Una vez adquirido el activo, la empresa lo pone a disposición de los inversores en su página web. Lo relevante es que se puede entrar con no tanto dinero: el piso es u$s2.500.

En la actualidad la empresa ofrece un edificio de 42 unidades en la exclusiva zona de Bay Harbor, en Miami. El objetivo es obtener u$s612.000 y hasta ahora han levantado algo más del 90%, cerca de u$s557.000. Cuando la empresa alcance el valor de máxima -por lo general, es en un plazo no mayor a los sesenta días- los inversores verán como su dinero comienza a trabajar.

En este proyecto de Miami estiman un retorno anual de entre 11,4% y 13,4% y la duración del negocio es de cuatro años, como máximo.

Ganancias

Por ejemplo, una persona que invierte u$s10.000 va a obtener, además del recupero del capital inicial, u$s1.680 por el alquiler de su vivienda cuando terminen esos cuatro años, más un retorno estimado por la venta de la propiedad cercano a los u$s2.700, producto de la revaluación del inmueble a lo largo de ese período.

"La ventajas es que los inversores no tienen que hacerse cargo de ningún costo extra, como escrituración, seguros o abogados. Eso está incluido en el servicio que nosotros damos", dice la ejecutiva.

La compañía ya cerró el financiamiento de otros proyectos en Miami, con un retorno anual de hasta 14% y en Puerto Madero, en donde prometen una renta de hasta 10 por ciento.

Además, tiene en las gateras otros dos emprendimientos. Uno de ellos está en Barcelona, en donde buscan recaudar 432.000 euros y el otro en Nueva York, en donde deberán conseguir u$s692.500 para que comience a desarrollarse el negocio. También tienen en el radar propiedades en Mendoza, Londres, Viena, Mónaco, Portugal y Singapur. "La mayoría de nuestros inversores son argentinos, aunque también hay de Brasil, Uruguay, Venezuela, Perú, Chile, Suiza y Estados Unidos", dice la ejecutiva.

Propuestas

En el mercado local hay una serie de alternativas de crowdfunding que ofrecen la posibilidad de inversión en diferentes productos que van desde oficinas, viviendas hasta los hoteles.

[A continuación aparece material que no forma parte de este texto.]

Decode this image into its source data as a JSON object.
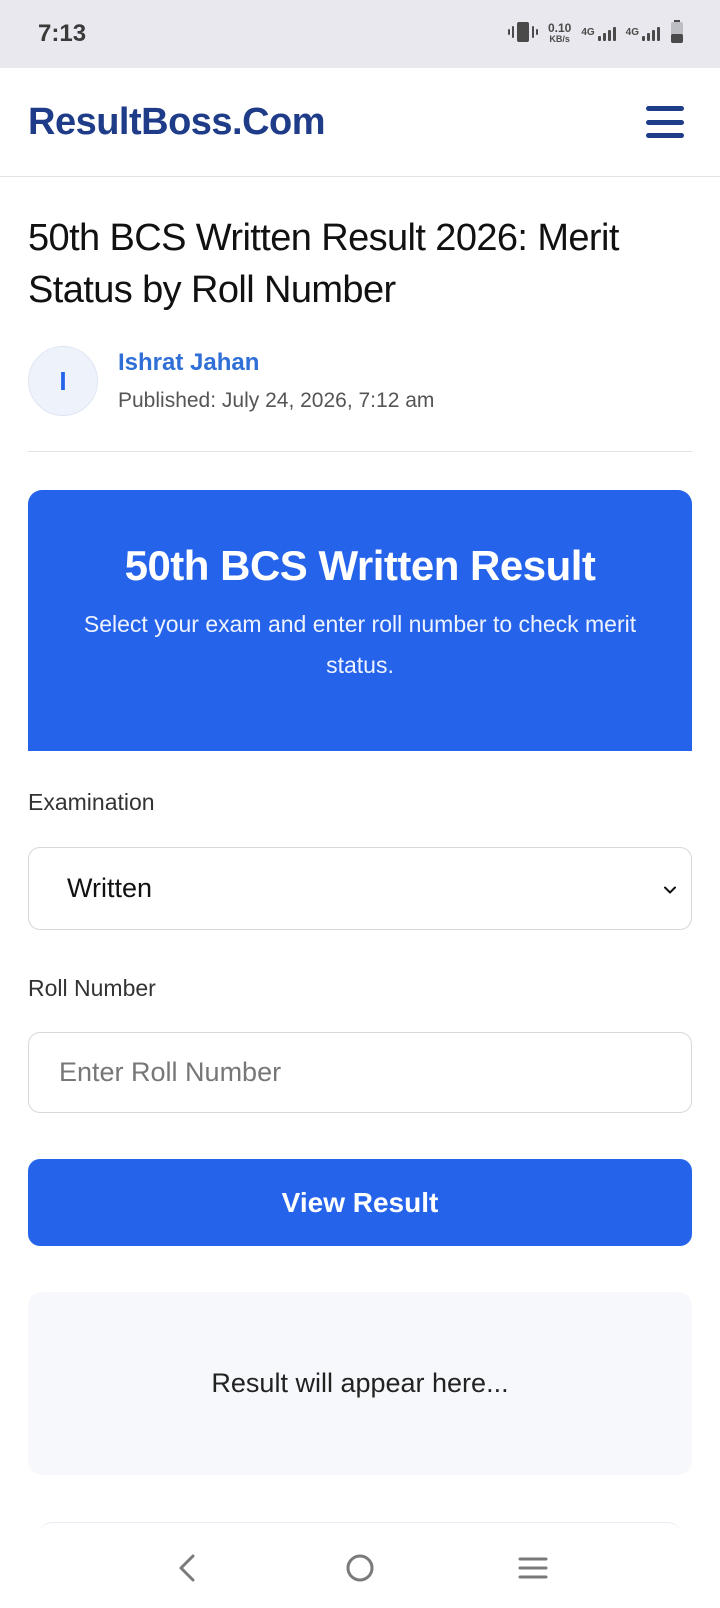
{
  "status_bar": {
    "time": "7:13",
    "speed_value": "0.10",
    "speed_unit": "KB/s",
    "network_1": "4G",
    "network_2": "4G"
  },
  "header": {
    "brand": "ResultBoss.Com"
  },
  "article": {
    "title": "50th BCS Written Result 2026: Merit Status by Roll Number",
    "author_initial": "I",
    "author_name": "Ishrat Jahan",
    "published": "Published: July 24, 2026, 7:12 am"
  },
  "hero": {
    "title": "50th BCS Written Result",
    "subtitle": "Select your exam and enter roll number to check merit status."
  },
  "form": {
    "exam_label": "Examination",
    "exam_selected": "Written",
    "roll_label": "Roll Number",
    "roll_placeholder": "Enter Roll Number",
    "roll_value": "",
    "submit_label": "View Result"
  },
  "result": {
    "placeholder": "Result will appear here..."
  },
  "colors": {
    "brand": "#1f3c88",
    "accent": "#2563eb",
    "author": "#2f6fd6"
  },
  "icons": {
    "vibrate": "vibrate-icon",
    "battery": "battery-icon",
    "menu": "hamburger-menu-icon",
    "back": "back-icon",
    "home": "home-icon",
    "recents": "recents-icon"
  }
}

Por lo general, ofrecen rentas que pueden llegar al 13% anual en dólares.

Además de la plataforma tecnológica de Bricksave hay otras herramientas que funcionan en el mercado local. Una de ellas es Crowdium, que cuenta con una proyecto en la localidad bonaerense de Canning. Allí, los inversores destinan un promedio de $150.000.

A principios de año, Estudio Zabala lanzó su crowdfunding pensando especialmente en ese pequeño ahorrista que no llega a comprarse una propiedad pero que cree en el ladrillo como refugio de valor. Claro que en este caso, la inversión inicial debe ser mayor: u$s25.000.

Por medio de la estructura legal del fideicomiso, la empresa permite aportar capital para adquirir terrenos o para la construcción de unidades de viviendas diseñadas cuidadosamente bajo su concepto arquitectónico, en la Ciudad de Buenos Aires o barrios cerrados de Pilar, Tigre y Escobar.

"Este sistema es una oportunidad para que los pequeños inversionistas puedan canalizar sus ahorros en proyectos inmobiliarios muy superiores a sus capacidades individuales. En nuestro caso la inversión se hace mediante una plataforma de inversión colectiva y cada unidad funcional se divide en hasta diez partes, lo cual lo hace accesible y amplía el mercado de potenciales participantes", explican en Crowdfunding Inmobiliario Argentino (CFIA), otro player que ya está operando en la Argentina.